Es ist auch möglich, dass Sie eine fehlerhafte Anwendung haben, die dazu führt, dass Runtime Broker mehr Ressourcen als erforderlich verwendet. In diesem Fall müssen Sie die App einschränken, die das Problem verursacht. Stellen Sie sicher, dass die App auf die neueste Version aktualisiert ist. Wenn dies nicht funktioniert, deinstallieren Sie die App und installieren Sie sie erneut. Wenn dies fehlschlägt, informieren Sie den Entwickler über das Problem (und deinstallieren Sie es in der Zwischenzeit, wenn Sie es nicht benötigen).

Kann ich es deaktivieren?

Nein, Sie können Runtime Broker nicht deaktivieren. Und du solltest sowieso nicht Es ist äußerst wichtig, um Ihre Sicherheit und Ihre Privatsphäre zu schützen, wenn Sie universelle Apps ausführen. Es ist auch sehr leicht, wenn es richtig läuft. Es gibt also keinen Grund, es zu deaktivieren. Wenn Sie der Meinung sind, dass es sich nicht richtig verhält, können Sie den Runtime Broker-Prozess jederzeit beenden, indem Sie im Task-Manager mit der rechten Maustaste darauf klicken und dann auf Task beenden klicken.

Nach wenigen Augenblicken wird Runtime Broker automatisch neu gestartet. Seien Sie einfach gewarnt, dass universelle Apps in den wenigen Augenblicken bis zum Neustart nicht erfolgreich auf die Vertrauenseinstellungen zugreifen können und möglicherweise nicht ausgeführt werden.

Könnte dieser Prozess ein Virus sein?

Der Prozess selbst ist eine offizielle Windows-Komponente. Es ist zwar sehr unwahrscheinlich, dass ein Virus den echten Runtime Broker durch eine eigene ausführbare Datei ersetzt hat.

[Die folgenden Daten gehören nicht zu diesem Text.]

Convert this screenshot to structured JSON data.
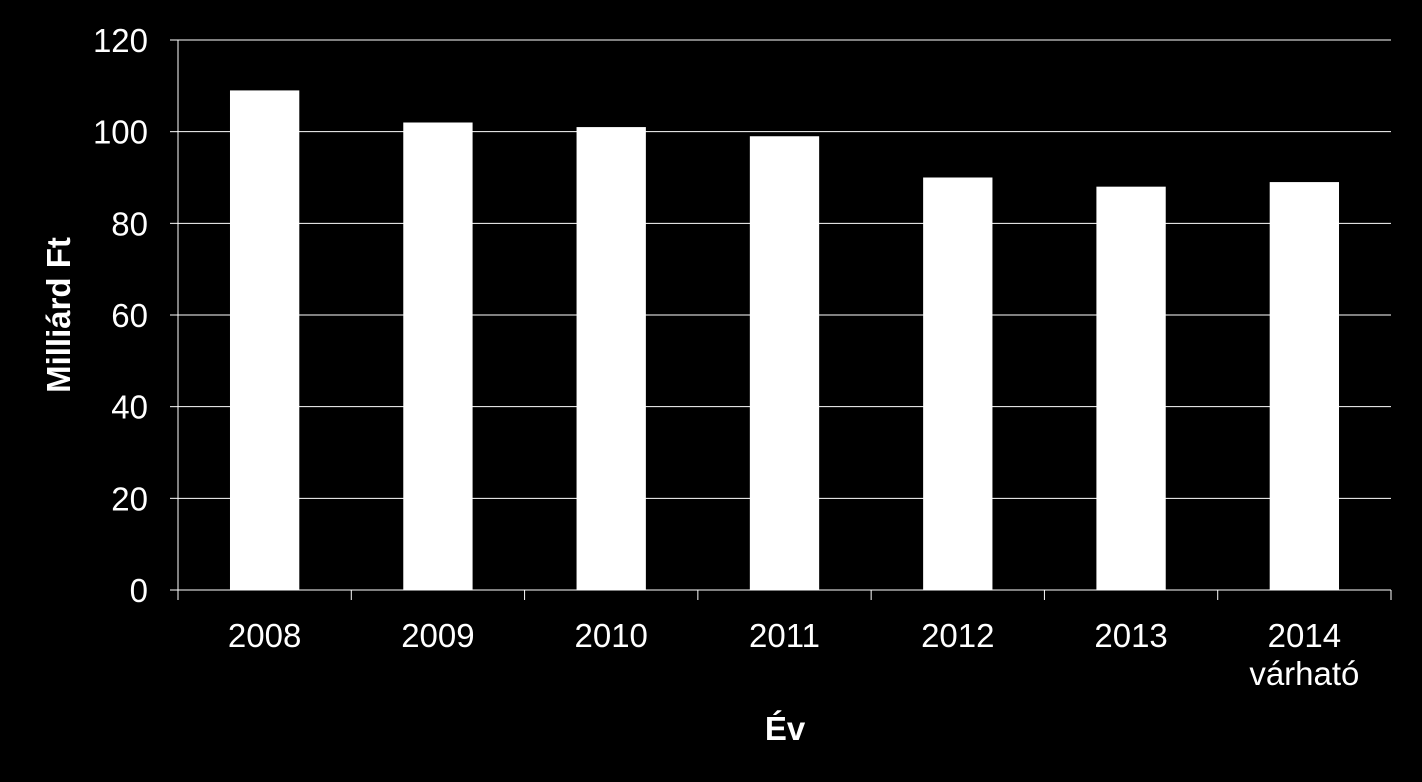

Wir haben keine Berichte über Viren gefunden, die diesen Prozess missbrauchen. Wenn Sie sich sicher sein möchten, können Sie den darunter liegenden Speicherort von Runtime Broker auschecken. Klicken Sie im Task-Manager mit der rechten Maustaste auf Runtime Broker, und wählen Sie die Option "Dateispeicherort öffnen".

Wenn die Datei in Ihrem Windows System32-Ordner gespeichert ist, können Sie ziemlich sicher sein, dass Sie sich nicht mit einem Virus befassen.

Wenn Sie dennoch ein wenig mehr Ruhe wünschen, können Sie immer mit Ihrem bevorzugten Virenscanner nach Viren suchen. Sicher ist sicher!